Himalayas | Food | Pittsburgh | Pittsburgh City Paper

Himalayas

This Cranberry restaurant features the cuisine of Nepal, fare influenced by neighboring India and China

Butter chicken with rice and garlic naan
Butter chicken with rice and garlic naan

Himalayas restaurant in Cranberry is a marriage of Indian and Nepalese cuisines — literally. A pair of doctors, one Indian and the other Nepalese, dreamed of starting a restaurant, but the necessary time investment led to the business becoming a family affair. The night we visited, a cousin was serving while a sister served as chef. 

The friendly, family-run ambience was palpable and most welcome on our first foray into Nepalese cuisine. (The menu features plenty of Indian dishes, too, but we were there for a Nepalese dining experience, and managed to sample nearly everything on the Nepalese list.) This was the first time in a long time that we found ourselves navigating a menu without any frame of prior experience. But our convivial server was a worthy guide, sharing both general knowledge about Nepalese food (vegetables are always cooked; salad is anathema) and specifics about Himalayas' recipes and preparations.

As geography might suggest, Nepalese cooking turned out to be recognizably related to that of both China and India, with the spicing leaning heavily toward the subcontinent. For instance, Himalayas' chow mein — a dish of thin noodles sautéed in a sauce with super-tender morsels of dark meat chicken — looked like a Chinese stir fry, but the flavor was completely different from Chinese chow mein. The sauce that unified the ingredients was savory and slightly sweet, with just a hint of chili-based spice.

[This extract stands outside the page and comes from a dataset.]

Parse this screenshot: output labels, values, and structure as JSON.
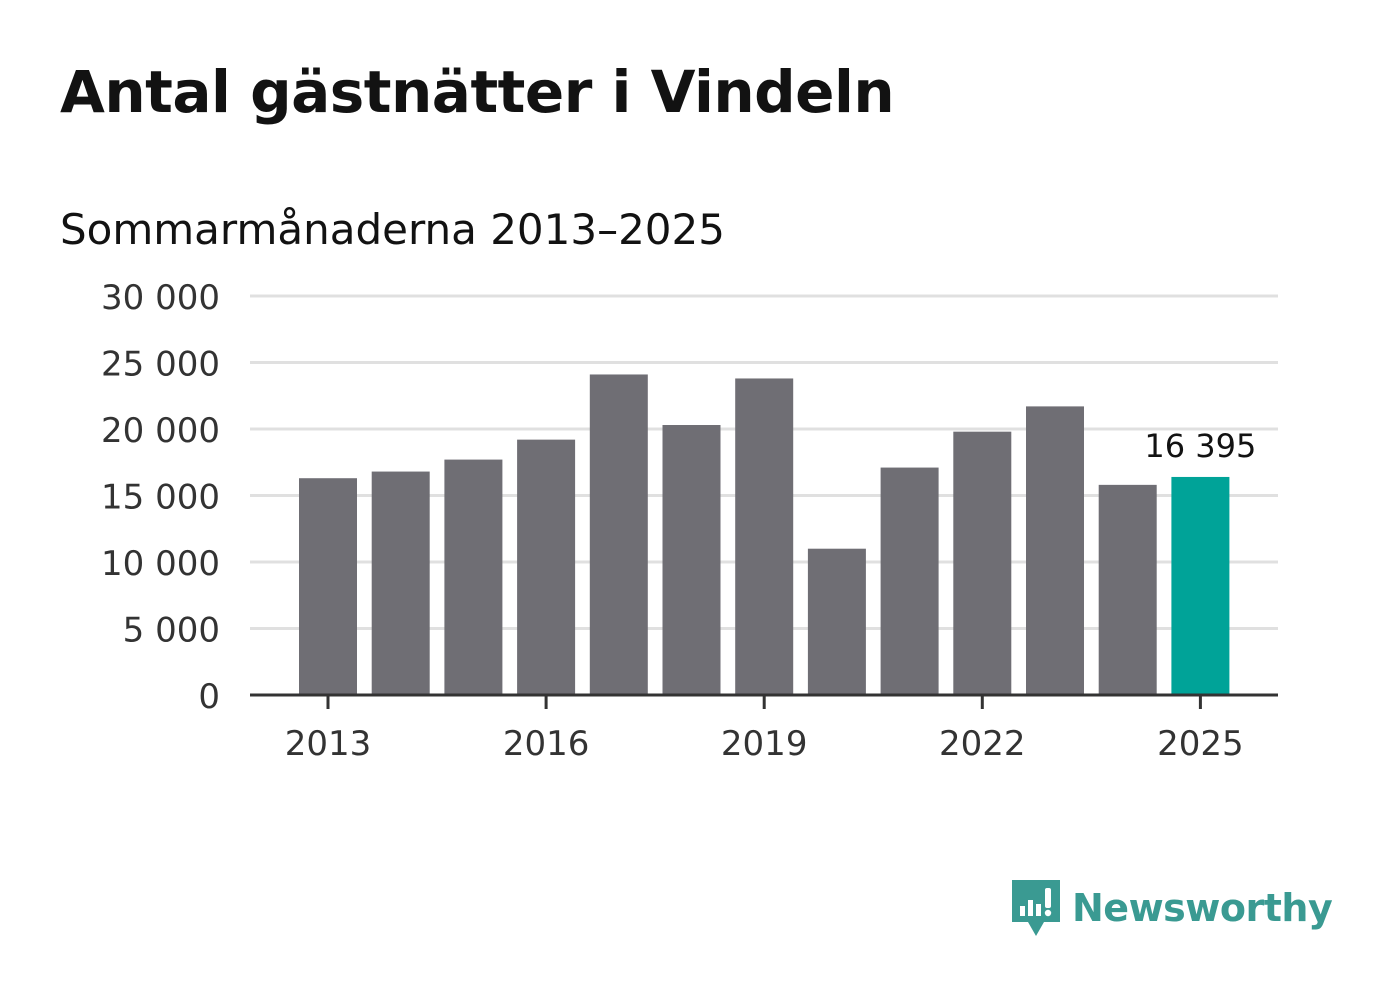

Our starters were more reminiscent of India, but a number were nonetheless distinctive. For instance, the interior of a samosa was bright green from mint blended into the creamy, mashed-potato-like filling. Vegetable pakora — fritters — were the best we've had at any restaurant, Indian or otherwise, with just enough batter to hold together just-cooked vegetables and chopped greens. Best of all was the texture, with well-fried, crispy crags formed by the rustic mix of ingredients. Strips of chicken and paneer (cheese) came coated in a chickpea-flour-based batter that was puffy and golden, like beer batter; some had a reddish hue that suggested a dash of hot sauce had been added.

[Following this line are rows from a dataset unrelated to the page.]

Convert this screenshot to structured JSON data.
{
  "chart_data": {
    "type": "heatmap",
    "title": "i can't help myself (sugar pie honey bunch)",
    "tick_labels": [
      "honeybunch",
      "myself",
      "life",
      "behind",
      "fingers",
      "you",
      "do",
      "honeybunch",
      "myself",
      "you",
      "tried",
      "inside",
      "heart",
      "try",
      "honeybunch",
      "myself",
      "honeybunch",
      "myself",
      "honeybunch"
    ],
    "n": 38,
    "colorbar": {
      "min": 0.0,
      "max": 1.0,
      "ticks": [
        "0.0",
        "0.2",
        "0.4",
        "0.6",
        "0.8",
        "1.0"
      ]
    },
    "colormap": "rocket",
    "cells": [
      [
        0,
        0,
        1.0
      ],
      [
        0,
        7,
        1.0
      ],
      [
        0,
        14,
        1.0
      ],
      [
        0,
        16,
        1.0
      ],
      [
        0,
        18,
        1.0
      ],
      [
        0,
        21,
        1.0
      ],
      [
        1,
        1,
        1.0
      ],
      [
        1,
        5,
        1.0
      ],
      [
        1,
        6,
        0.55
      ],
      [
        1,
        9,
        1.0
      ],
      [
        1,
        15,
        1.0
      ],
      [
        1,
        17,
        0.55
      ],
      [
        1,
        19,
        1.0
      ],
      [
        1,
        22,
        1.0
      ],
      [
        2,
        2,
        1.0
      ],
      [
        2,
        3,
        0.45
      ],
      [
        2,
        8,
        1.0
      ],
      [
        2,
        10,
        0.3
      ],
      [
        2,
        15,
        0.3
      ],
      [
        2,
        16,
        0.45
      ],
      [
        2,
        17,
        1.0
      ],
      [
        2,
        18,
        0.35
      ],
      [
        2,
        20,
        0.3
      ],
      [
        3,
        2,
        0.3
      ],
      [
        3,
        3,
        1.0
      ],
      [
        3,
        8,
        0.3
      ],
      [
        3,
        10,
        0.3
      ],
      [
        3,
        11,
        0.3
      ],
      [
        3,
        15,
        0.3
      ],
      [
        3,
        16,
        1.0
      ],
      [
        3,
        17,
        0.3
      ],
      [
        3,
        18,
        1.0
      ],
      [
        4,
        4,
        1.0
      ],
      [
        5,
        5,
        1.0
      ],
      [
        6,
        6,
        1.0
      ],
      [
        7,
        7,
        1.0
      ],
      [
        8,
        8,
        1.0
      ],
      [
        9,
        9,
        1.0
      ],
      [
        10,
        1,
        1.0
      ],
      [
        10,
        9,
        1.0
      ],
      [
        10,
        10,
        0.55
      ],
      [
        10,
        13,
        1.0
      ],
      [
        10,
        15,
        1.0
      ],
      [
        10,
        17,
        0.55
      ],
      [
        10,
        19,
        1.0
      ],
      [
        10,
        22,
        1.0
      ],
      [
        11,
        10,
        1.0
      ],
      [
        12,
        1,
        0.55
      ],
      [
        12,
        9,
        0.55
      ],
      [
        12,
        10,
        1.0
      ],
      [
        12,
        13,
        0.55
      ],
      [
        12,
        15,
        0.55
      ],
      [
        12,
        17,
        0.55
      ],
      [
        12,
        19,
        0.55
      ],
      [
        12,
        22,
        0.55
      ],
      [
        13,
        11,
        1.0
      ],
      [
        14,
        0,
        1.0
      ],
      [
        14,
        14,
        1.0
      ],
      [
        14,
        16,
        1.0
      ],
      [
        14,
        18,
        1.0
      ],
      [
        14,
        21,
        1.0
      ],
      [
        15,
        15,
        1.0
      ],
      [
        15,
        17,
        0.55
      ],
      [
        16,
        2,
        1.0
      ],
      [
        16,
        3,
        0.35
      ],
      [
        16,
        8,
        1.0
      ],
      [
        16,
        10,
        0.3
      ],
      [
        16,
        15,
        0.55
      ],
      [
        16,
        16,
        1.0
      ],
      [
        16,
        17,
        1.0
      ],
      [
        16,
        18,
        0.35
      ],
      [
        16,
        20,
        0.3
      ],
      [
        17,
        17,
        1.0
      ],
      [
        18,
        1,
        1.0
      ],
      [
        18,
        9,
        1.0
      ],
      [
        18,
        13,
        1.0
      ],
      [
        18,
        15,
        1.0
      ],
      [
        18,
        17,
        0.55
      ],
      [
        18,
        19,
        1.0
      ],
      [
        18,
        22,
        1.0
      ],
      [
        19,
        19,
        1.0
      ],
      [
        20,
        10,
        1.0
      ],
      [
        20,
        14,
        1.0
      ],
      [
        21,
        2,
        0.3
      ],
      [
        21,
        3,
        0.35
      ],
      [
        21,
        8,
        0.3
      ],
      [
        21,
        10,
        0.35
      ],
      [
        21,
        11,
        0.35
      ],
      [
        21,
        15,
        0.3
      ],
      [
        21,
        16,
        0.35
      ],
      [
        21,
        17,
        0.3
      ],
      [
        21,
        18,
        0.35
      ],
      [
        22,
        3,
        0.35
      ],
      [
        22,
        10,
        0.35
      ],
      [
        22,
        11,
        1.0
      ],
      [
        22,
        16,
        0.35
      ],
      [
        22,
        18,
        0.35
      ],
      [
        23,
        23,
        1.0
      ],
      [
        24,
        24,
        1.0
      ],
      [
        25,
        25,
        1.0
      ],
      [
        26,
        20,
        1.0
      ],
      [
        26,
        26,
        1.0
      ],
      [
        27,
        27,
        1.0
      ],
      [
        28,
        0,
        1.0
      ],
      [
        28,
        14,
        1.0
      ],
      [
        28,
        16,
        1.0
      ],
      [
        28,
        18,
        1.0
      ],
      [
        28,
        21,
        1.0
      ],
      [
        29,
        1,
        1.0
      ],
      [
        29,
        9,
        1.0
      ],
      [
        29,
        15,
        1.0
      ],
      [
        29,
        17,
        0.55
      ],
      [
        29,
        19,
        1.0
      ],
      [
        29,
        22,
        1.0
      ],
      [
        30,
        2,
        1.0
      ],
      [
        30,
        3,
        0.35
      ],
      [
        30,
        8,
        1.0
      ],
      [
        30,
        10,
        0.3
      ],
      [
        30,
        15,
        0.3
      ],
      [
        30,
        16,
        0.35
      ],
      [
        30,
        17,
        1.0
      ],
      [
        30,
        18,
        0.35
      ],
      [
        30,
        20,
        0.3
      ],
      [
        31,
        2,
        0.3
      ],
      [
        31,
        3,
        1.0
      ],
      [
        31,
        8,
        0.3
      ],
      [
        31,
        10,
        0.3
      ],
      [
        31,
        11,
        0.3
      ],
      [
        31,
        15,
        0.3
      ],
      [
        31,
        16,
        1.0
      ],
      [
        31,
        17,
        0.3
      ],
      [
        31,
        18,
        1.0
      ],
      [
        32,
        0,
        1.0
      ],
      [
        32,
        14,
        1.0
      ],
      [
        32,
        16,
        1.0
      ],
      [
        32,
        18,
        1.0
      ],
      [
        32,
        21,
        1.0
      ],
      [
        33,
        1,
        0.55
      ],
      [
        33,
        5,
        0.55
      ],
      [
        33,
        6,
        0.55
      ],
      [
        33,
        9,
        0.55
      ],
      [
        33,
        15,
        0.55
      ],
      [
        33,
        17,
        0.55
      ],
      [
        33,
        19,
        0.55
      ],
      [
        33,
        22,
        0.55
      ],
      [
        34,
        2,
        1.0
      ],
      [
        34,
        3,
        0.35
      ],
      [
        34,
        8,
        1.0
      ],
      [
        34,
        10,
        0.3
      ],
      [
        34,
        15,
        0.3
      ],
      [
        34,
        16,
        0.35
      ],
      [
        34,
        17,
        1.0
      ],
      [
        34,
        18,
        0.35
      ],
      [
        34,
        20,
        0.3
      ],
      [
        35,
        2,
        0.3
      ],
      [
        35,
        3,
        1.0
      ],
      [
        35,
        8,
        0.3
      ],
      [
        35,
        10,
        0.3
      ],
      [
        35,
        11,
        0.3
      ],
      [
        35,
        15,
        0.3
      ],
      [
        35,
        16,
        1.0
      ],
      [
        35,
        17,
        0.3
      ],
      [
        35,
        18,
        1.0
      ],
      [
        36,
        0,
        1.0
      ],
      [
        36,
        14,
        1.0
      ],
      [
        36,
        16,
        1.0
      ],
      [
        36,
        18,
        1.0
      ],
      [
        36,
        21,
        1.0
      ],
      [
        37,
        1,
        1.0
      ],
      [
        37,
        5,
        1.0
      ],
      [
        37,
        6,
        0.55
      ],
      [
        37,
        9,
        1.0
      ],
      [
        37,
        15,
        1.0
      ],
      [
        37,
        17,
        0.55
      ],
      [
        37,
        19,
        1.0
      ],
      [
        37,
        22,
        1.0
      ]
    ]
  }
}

Hot sauce came on the side with a bowl of noodle soup, allowing us to customize the fieriness of its flavor. The broth, though aromatic with fresh herbs, benefited from the salt as well as the spice of the mixed-in sauce.

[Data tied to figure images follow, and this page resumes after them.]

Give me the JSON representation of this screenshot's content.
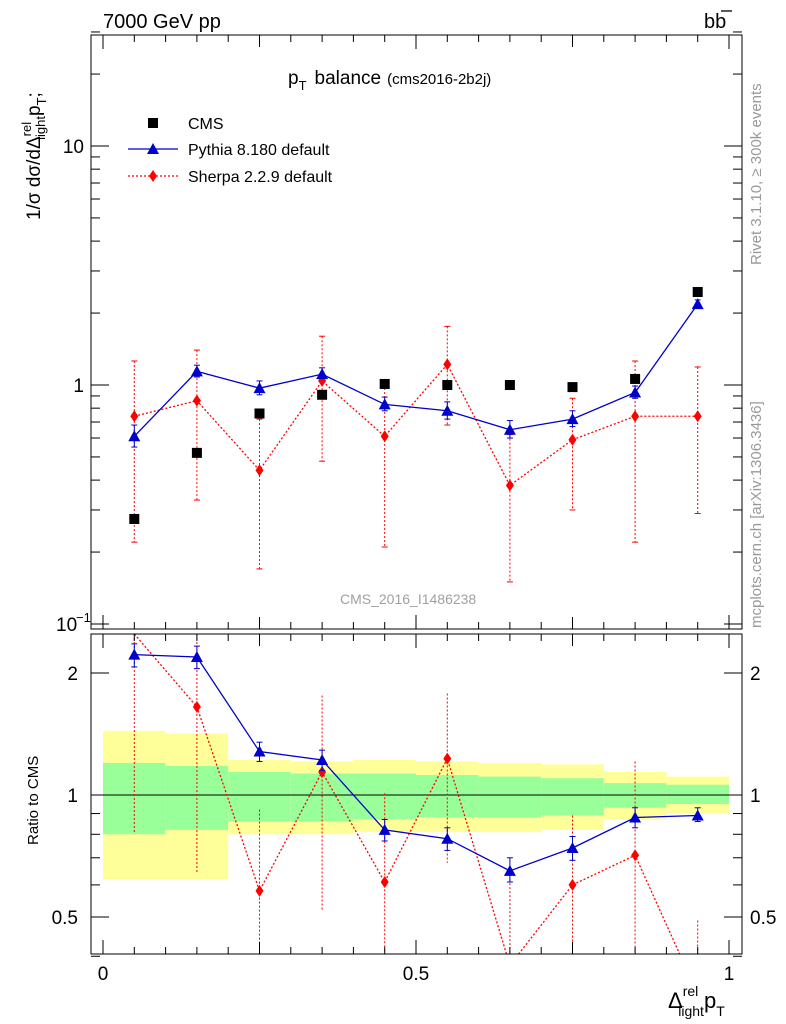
{
  "header": {
    "energy": "7000 GeV pp",
    "process": "bb",
    "side_left": "Rivet 3.1.10, ≥ 300k events",
    "side_right": "mcplots.cern.ch [arXiv:1306.3436]"
  },
  "chart_data": {
    "type": "scatter",
    "title": "p",
    "title_sub": "T",
    "title_rest": "balance",
    "title_tag": "(cms2016-2b2j)",
    "watermark": "CMS_2016_I1486238",
    "x_label": {
      "main": "Δ",
      "sup": "rel",
      "sub": "light",
      "tail": "p",
      "tail_sub": "T"
    },
    "y_label_main": "1/σ dσ/dΔ",
    "y_label_sup": "rel",
    "y_label_sub": "light",
    "y_label_tail": "p",
    "y_label_tail_sub": "T",
    "y_label_end": ";",
    "ratio_ylabel": "Ratio to CMS",
    "x_ticks": [
      "0",
      "0.5",
      "1"
    ],
    "main_y_ticks": [
      "10",
      "1",
      "10"
    ],
    "main_y_ticks_exp": [
      "",
      "",
      "−1"
    ],
    "ratio_y_ticks": [
      "2",
      "1",
      "0.5"
    ],
    "xlim": [
      0,
      1
    ],
    "main_ylim": [
      0.1,
      30
    ],
    "main_log": true,
    "ratio_ylim": [
      0.4,
      2.3
    ],
    "ratio_log": true,
    "x": [
      0.05,
      0.15,
      0.25,
      0.35,
      0.45,
      0.55,
      0.65,
      0.75,
      0.85,
      0.95
    ],
    "bin_edges": [
      0,
      0.1,
      0.2,
      0.3,
      0.4,
      0.5,
      0.6,
      0.7,
      0.8,
      0.9,
      1.0
    ],
    "series": [
      {
        "name": "CMS",
        "values": [
          0.275,
          0.52,
          0.76,
          0.91,
          1.01,
          1.0,
          1.0,
          0.98,
          1.06,
          2.45
        ],
        "color": "#000000",
        "marker": "square"
      },
      {
        "name": "Pythia 8.180 default",
        "values": [
          0.61,
          1.14,
          0.97,
          1.11,
          0.83,
          0.78,
          0.65,
          0.72,
          0.93,
          2.18
        ],
        "err_lo": [
          0.55,
          1.08,
          0.91,
          1.05,
          0.78,
          0.72,
          0.6,
          0.67,
          0.88,
          2.1
        ],
        "err_hi": [
          0.68,
          1.21,
          1.04,
          1.18,
          0.89,
          0.85,
          0.71,
          0.78,
          0.99,
          2.27
        ],
        "color": "#0000cc",
        "marker": "triangle"
      },
      {
        "name": "Sherpa 2.2.9 default",
        "values": [
          0.74,
          0.86,
          0.44,
          1.04,
          0.61,
          1.22,
          0.38,
          0.59,
          0.74,
          0.74
        ],
        "err_lo": [
          0.22,
          0.33,
          0.17,
          0.48,
          0.21,
          0.68,
          0.15,
          0.3,
          0.22,
          0.29
        ],
        "err_hi": [
          1.26,
          1.4,
          0.72,
          1.6,
          1.01,
          1.76,
          0.62,
          0.88,
          1.26,
          1.19
        ],
        "color": "#ff0000",
        "marker": "diamond"
      }
    ],
    "ratio_series": [
      {
        "name": "Pythia 8.180 default",
        "values": [
          2.22,
          2.19,
          1.28,
          1.22,
          0.82,
          0.78,
          0.65,
          0.74,
          0.88,
          0.89
        ],
        "err_lo": [
          2.07,
          2.05,
          1.21,
          1.15,
          0.77,
          0.73,
          0.61,
          0.69,
          0.83,
          0.86
        ],
        "err_hi": [
          2.36,
          2.33,
          1.35,
          1.29,
          0.87,
          0.83,
          0.7,
          0.79,
          0.93,
          0.93
        ]
      },
      {
        "name": "Sherpa 2.2.9 default",
        "values": [
          2.7,
          1.65,
          0.58,
          1.14,
          0.61,
          1.23,
          0.38,
          0.6,
          0.71,
          0.3
        ],
        "err_lo": [
          0.8,
          0.64,
          0.3,
          0.52,
          0.21,
          0.68,
          0.2,
          0.31,
          0.21,
          0.12
        ],
        "err_hi": [
          4.6,
          2.66,
          0.92,
          1.76,
          1.01,
          1.78,
          0.62,
          0.89,
          1.21,
          0.49
        ]
      }
    ],
    "band_inner": {
      "lo": [
        0.8,
        0.82,
        0.86,
        0.86,
        0.87,
        0.88,
        0.88,
        0.89,
        0.93,
        0.95
      ],
      "hi": [
        1.2,
        1.18,
        1.14,
        1.13,
        1.13,
        1.12,
        1.11,
        1.1,
        1.07,
        1.06
      ]
    },
    "band_outer": {
      "lo": [
        0.62,
        0.62,
        0.8,
        0.8,
        0.81,
        0.81,
        0.81,
        0.82,
        0.87,
        0.9
      ],
      "hi": [
        1.44,
        1.42,
        1.22,
        1.21,
        1.22,
        1.21,
        1.2,
        1.19,
        1.14,
        1.11
      ]
    },
    "colors": {
      "band_inner": "#99ff99",
      "band_outer": "#ffff99"
    }
  }
}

A staple of Nepalese food is momos, large dumplings with a variety of fillings served steamed or fried. Chicken is a standard version, and the vegetable selection at Himalayas changes according to the mood of the maker. We found the wrappers to be exceptionally tender, like good pasta rather than an obligatory casing for the goods within. Our chicken momo featured moist, tasty meat studded with a bit of crunchy vegetable. We ordered it bathed in a chili sauce whose flavor was distinctive and addictive: It started out sweet, even fruity, but developed a late bloom of spice on the palate. Even at a table overburdened by dishes, it was hard not to keep coming back to this one.

The vegetarian momo the night we were there was filled with minced onions, cooked very soft, in an intensely flavorful blend of warm spices, almost like a savory chutney. Playing against this, the nuttiness of the ground sesame "momo chutney" dipping sauce took on another dimension: With each dumpling, we scooped up more chutney, savoring the interaction of the tender wrapper, creamy chutney and faintly crunchy, barely spicy onions. While each of the components was familiar — dumplings, onions, sesame — it was a rare treat to experience them composed into an utterly novel taste experience.

Though hot dishes are the norm in Nepalese cuisine, one exception on Himalayas' menu was the aalu ko achar. This was texturally similar to an American potato salad (minus the mayo), but the cucumbers were pickled in sesame-lemon paste, and hot red chilies burned away any notion of bland picnic food. A hearty hot potato dish, aalu dam, featured chunks of tender potato in a thick, chili-spiked sauce studded with an array of spices, including such treats as whole onion and mustard seeds. 

Himalayas was an excellent introduction to a cuisine we hope to get to know better. Our only regret is that we were too stuffed with noodles, potatoes and momos to try Himalayas' Black Forest cake, a confection apparently wildly popular in Nepal. Still, the food of Nepal is now wildly popular with us.